Kenyan companies rank highly on corporate governance matters relating to disclosures, shareholder rights and the roles of board of governors, an Africa report shows.
The study of corporate governance requirements done by consultancy KPMG and the Association of Chartered Certified Accountants (ACCA) ranks Kenya second to South Africa in development and application of corporate governance standards in listed and unlisted companies.
The study concentrated on 15 African economies selected on the basis of their GDP and availability of corporate governance instruments in their laws.
The Capital markets Authority (CMA) revised the country’s corporate governance code last year capping the number of listed company boards on which an individual can serve, among other things.
“South Africa and Kenya stand out, with their requirements to set out clearly the fiduciary duties of the board, to require the board to document and disclose its role formally in a board charter, and to establish a code of conduct,” reads the report in part.
The move to strengthen Kenya’s corporate governance laws came in the wake of a series of high profile scandals in listed and unlisted firms, which could be traced to poor oversight and management, leading to losses for shareholders.

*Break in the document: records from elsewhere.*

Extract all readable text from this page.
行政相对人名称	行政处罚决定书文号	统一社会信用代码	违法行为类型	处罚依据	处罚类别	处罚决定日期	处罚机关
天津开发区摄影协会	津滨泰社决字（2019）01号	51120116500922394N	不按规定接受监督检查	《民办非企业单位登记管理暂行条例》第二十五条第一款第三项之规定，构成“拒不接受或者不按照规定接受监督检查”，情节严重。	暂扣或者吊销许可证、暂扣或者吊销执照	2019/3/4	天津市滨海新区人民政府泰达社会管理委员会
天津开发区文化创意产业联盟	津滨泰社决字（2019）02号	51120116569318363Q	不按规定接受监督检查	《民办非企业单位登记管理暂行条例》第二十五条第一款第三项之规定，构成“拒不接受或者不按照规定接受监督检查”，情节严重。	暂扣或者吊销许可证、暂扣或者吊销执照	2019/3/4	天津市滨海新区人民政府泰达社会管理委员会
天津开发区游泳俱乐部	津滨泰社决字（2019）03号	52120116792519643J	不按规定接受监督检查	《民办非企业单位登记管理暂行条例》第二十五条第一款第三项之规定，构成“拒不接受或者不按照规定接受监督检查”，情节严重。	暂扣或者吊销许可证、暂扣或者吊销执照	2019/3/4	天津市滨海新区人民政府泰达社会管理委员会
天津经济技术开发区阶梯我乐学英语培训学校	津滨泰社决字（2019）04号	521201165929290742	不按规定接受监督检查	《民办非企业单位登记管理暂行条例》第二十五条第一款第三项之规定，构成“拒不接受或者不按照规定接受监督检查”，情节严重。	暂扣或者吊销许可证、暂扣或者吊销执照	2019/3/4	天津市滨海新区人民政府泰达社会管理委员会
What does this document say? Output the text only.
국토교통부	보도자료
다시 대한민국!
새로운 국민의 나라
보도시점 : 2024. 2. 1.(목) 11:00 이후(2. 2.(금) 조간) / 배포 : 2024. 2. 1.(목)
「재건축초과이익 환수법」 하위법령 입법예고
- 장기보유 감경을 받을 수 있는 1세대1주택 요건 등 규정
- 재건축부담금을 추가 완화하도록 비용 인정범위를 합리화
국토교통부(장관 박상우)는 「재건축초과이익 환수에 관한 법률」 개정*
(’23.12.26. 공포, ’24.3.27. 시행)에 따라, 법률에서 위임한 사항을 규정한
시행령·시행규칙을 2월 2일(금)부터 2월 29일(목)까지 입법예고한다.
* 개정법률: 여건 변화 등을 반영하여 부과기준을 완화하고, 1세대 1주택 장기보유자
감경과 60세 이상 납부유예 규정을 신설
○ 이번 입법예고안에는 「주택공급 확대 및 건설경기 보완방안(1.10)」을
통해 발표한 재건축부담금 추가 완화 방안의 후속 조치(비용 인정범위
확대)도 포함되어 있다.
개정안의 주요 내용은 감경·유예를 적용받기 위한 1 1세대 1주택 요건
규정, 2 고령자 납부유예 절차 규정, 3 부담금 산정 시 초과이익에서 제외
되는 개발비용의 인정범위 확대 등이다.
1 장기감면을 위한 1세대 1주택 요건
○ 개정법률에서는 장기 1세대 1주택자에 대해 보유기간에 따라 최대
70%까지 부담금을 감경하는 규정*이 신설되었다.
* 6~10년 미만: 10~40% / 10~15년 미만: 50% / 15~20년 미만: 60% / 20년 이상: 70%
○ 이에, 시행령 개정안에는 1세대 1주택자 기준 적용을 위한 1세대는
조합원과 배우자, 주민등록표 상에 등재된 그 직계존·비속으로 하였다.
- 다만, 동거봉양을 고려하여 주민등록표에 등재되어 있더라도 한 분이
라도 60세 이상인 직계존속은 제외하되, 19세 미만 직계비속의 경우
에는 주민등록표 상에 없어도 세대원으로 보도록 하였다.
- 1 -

Kenya’s corporate governance framework is guided by various laws, which include the Companies Act, the CMA Act, the #ticker:NSE Listing Rules, the Capital Markets (Securities) (Public Offers, Listing and Disclosure) Regulations and the Code of Corporate Governance Practices for Issuers of Securities to the Public.
Companies are now required to apply the rules, or failure to that explain steps they are taking to make sure they are moving towards application of recommended corporate governance practices.
New laws have also been proposed that will further increase transparency in corporate governance, especially targeting directors who seek to do business with family members.
The amendments to the Companies Act have proposed to compel directors to widen disclosure of their relations to include kin such as in-laws, grandchildren and their spouses, and siblings.
Currently, the law only calls for disclosure of spouses, parents, children and step-children in the definition of family.